I'm also interested on this. My idea is to reuse the abp boilerplate, remove the presentation layer and replace it with azure functions entry point. That way I am able to reuse the business logic, crud operations and authentication layer.

i believe the intent of the framework is reuseability. The same structure but different presentation layer either mobile, web etc.

I hope some will provide an insight or examples on how to achieve this.

vflores90 commented 3 years ago

Also interested! Has anyone been able to do this successfully? I got as far as being able to inject an appService in the function, but it fails as soon as I try to hit a repository, seems like an issue with Autofac DI.. The exception is "Value cannot be null. (Parameter 'provider')" somewhere in the DI resolution pipeline "at Microsoft.Extensions.DependencyInjection.ServiceProviderServiceExtensions.GetRequiredService[T](IServiceProvider provider)".

I suspect this has to do with never calling the .useAutofac() method in the IHostBuilder process, but I haven't found a way to go around this.

wboebel commented 3 years ago

I know this thread is old but I have been thinking about this as well and I think it is possible to use ABP in an Azure Function environment. The fist thing is to be familiar with what ABP does provide build in, for example in ABP you create application services which can dynamically generate plain rest API. The beauty of the Application Service is that you logic leaves there or it at the very least is the entry point to application logic (think create invoice, post entry, etc). Long story short once you have an application service created, you can use it in an Azure Function. This is a very interesting way to deploy ABP, it will require you to write the the Azure Function code to call the application service but this is possible. I will test it out.

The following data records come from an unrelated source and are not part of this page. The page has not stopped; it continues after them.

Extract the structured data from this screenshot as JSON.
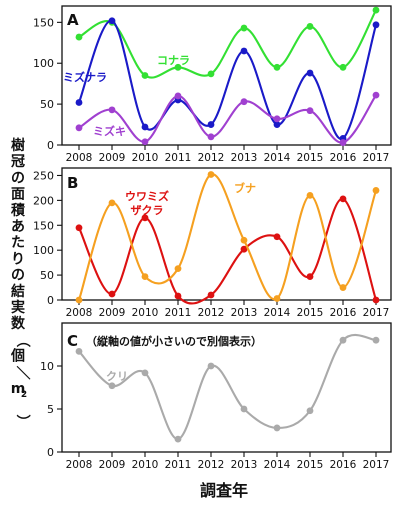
{
  "figure": {
    "ylabel": "樹冠の面積あたりの結実数（個／m2）",
    "xlabel": "調査年"
  },
  "chart_data": [
    {
      "panel_label": "A",
      "type": "line",
      "x": [
        2008,
        2009,
        2010,
        2011,
        2012,
        2013,
        2014,
        2015,
        2016,
        2017
      ],
      "ylim": [
        0,
        170
      ],
      "yticks": [
        0,
        50,
        100,
        150
      ],
      "grid": false,
      "series": [
        {
          "name": "コナラ",
          "color": "#33e033",
          "values": [
            132,
            150,
            85,
            95,
            87,
            143,
            95,
            145,
            95,
            165
          ]
        },
        {
          "name": "ミズナラ",
          "color": "#1a1ac8",
          "values": [
            52,
            152,
            22,
            55,
            25,
            115,
            25,
            88,
            8,
            147
          ]
        },
        {
          "name": "ミズキ",
          "color": "#a040d0",
          "values": [
            21,
            43,
            4,
            60,
            10,
            53,
            32,
            42,
            3,
            61
          ]
        }
      ]
    },
    {
      "panel_label": "B",
      "type": "line",
      "x": [
        2008,
        2009,
        2010,
        2011,
        2012,
        2013,
        2014,
        2015,
        2016,
        2017
      ],
      "ylim": [
        0,
        265
      ],
      "yticks": [
        0,
        50,
        100,
        150,
        200,
        250
      ],
      "grid": false,
      "series": [
        {
          "name": "ウワミズザクラ",
          "name_lines": [
            "ウワミズ",
            "ザクラ"
          ],
          "color": "#dd1111",
          "values": [
            145,
            12,
            165,
            8,
            10,
            102,
            127,
            47,
            203,
            0
          ]
        },
        {
          "name": "ブナ",
          "color": "#f5a020",
          "values": [
            0,
            195,
            47,
            63,
            252,
            120,
            3,
            210,
            25,
            220
          ]
        }
      ]
    },
    {
      "panel_label": "C",
      "note": "（縦軸の値が小さいので別個表示）",
      "type": "line",
      "x": [
        2008,
        2009,
        2010,
        2011,
        2012,
        2013,
        2014,
        2015,
        2016,
        2017
      ],
      "ylim": [
        0,
        15
      ],
      "yticks": [
        0,
        5,
        10
      ],
      "grid": false,
      "series": [
        {
          "name": "クリ",
          "color": "#aaaaaa",
          "values": [
            11.7,
            7.7,
            9.2,
            1.5,
            10.0,
            5.0,
            2.8,
            4.8,
            13.0,
            13.0
          ]
        }
      ]
    }
  ]
}
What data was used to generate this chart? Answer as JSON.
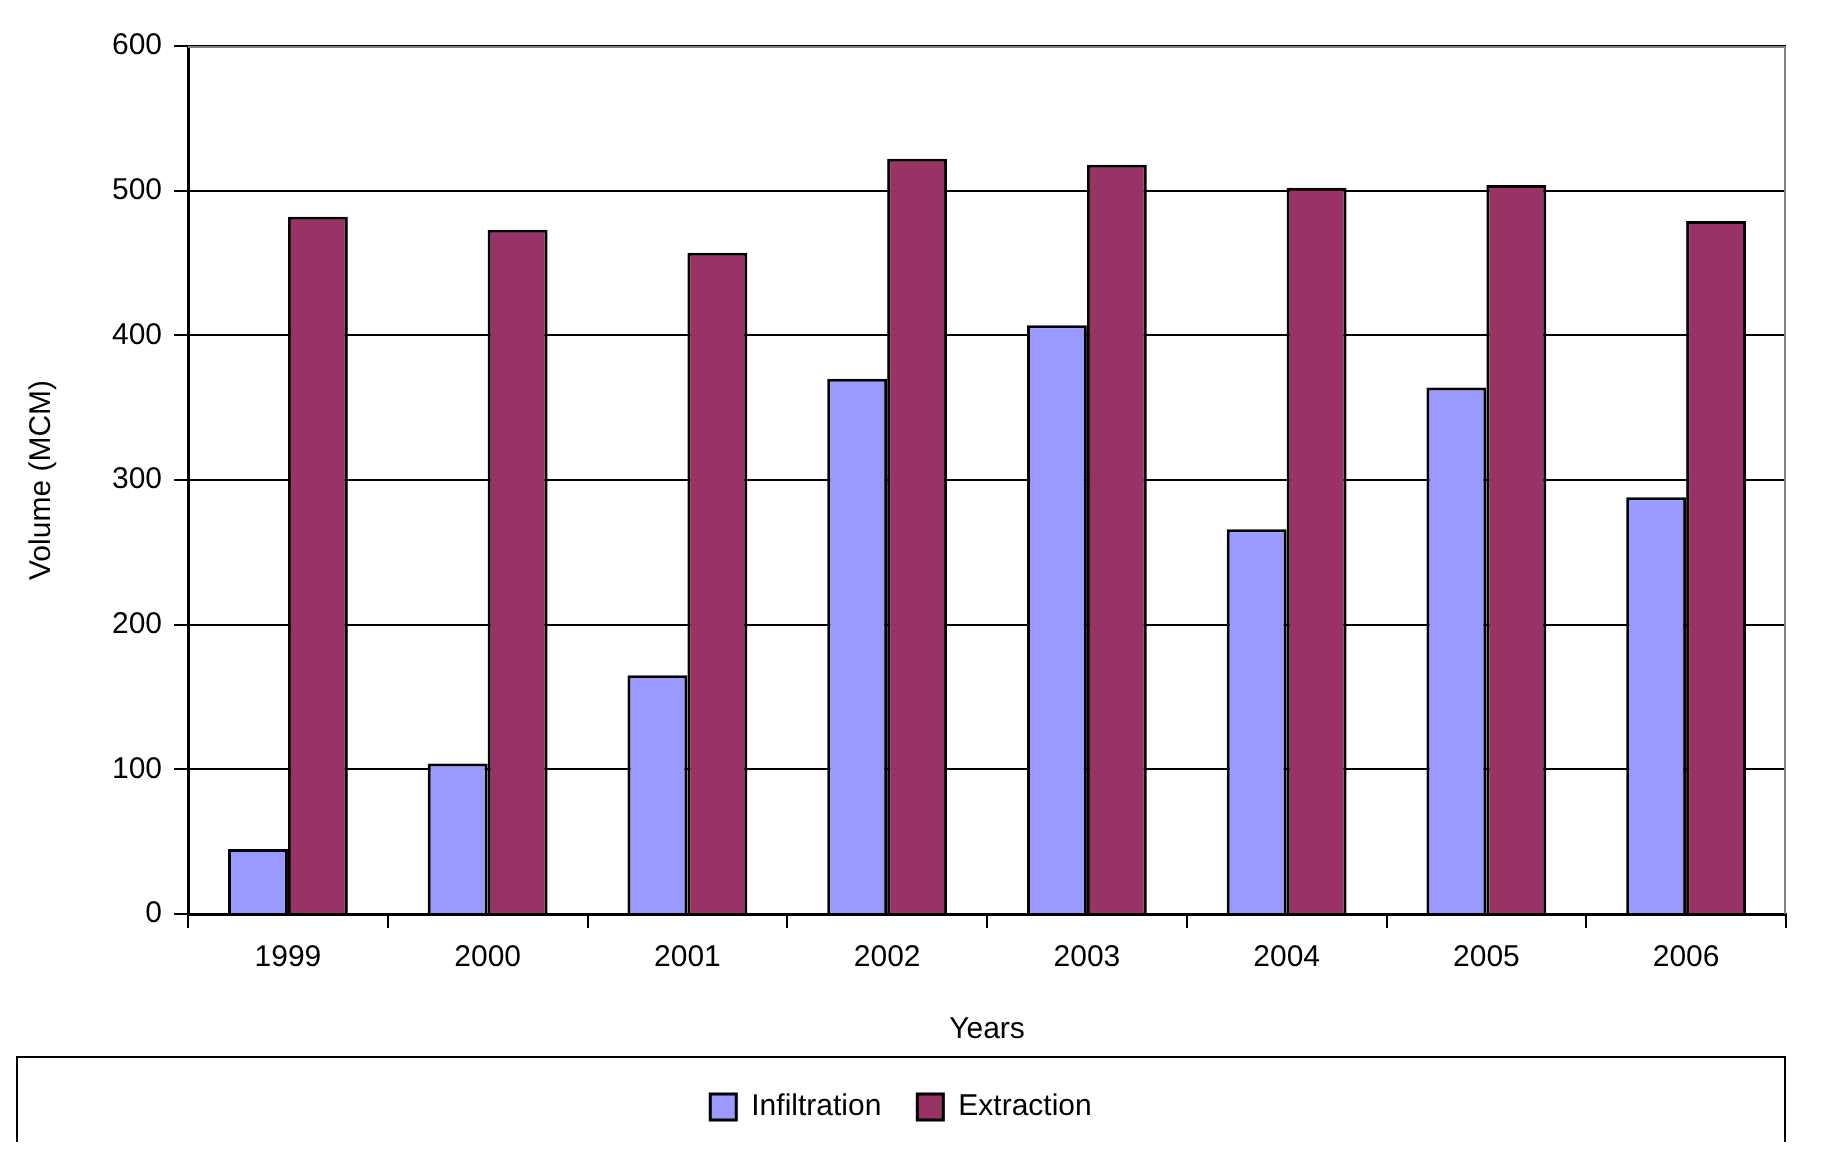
{
  "chart_data": {
    "type": "bar",
    "xlabel": "Years",
    "ylabel": "Volume (MCM)",
    "categories": [
      "1999",
      "2000",
      "2001",
      "2002",
      "2003",
      "2004",
      "2005",
      "2006"
    ],
    "series": [
      {
        "name": "Infiltration",
        "color": "#9999ff",
        "values": [
          45,
          104,
          165,
          370,
          407,
          266,
          364,
          288
        ]
      },
      {
        "name": "Extraction",
        "color": "#993366",
        "values": [
          482,
          473,
          457,
          522,
          518,
          502,
          504,
          479
        ]
      }
    ],
    "ylim": [
      0,
      600
    ],
    "yticks": [
      0,
      100,
      200,
      300,
      400,
      500,
      600
    ],
    "grid": "y",
    "legend": "bottom"
  }
}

This approach works for me. It doesn't let you leverage your ABP functionality within your function, but is a way to utilize functions along with your ABP implementation. Have ABP microservices deployed to App Services, then some external functions that call ABP methods based on different trigger types (queues, event hub, timer, etc.).

Did run in to one issue... tried to have ApplicationContracts referenced by the function to get the Dto's. Currently running ABP in .NET 5. Unfortunately functions only support 3.1. At runtime it fails because even though ApplicationContracts is .NET Standard, it references some .NET 5 libraries, so it fails at runtime in the 3.1 function. :(

Hoping .NET 5 will soon be an option for the functions, so I don't have to add another shared library or try to clean up the dependencies.

aicukltd commented 2 years ago

Would anyone have an open source project or example Startup.cs file to share to aid in the integration of an Azure Function with ABP?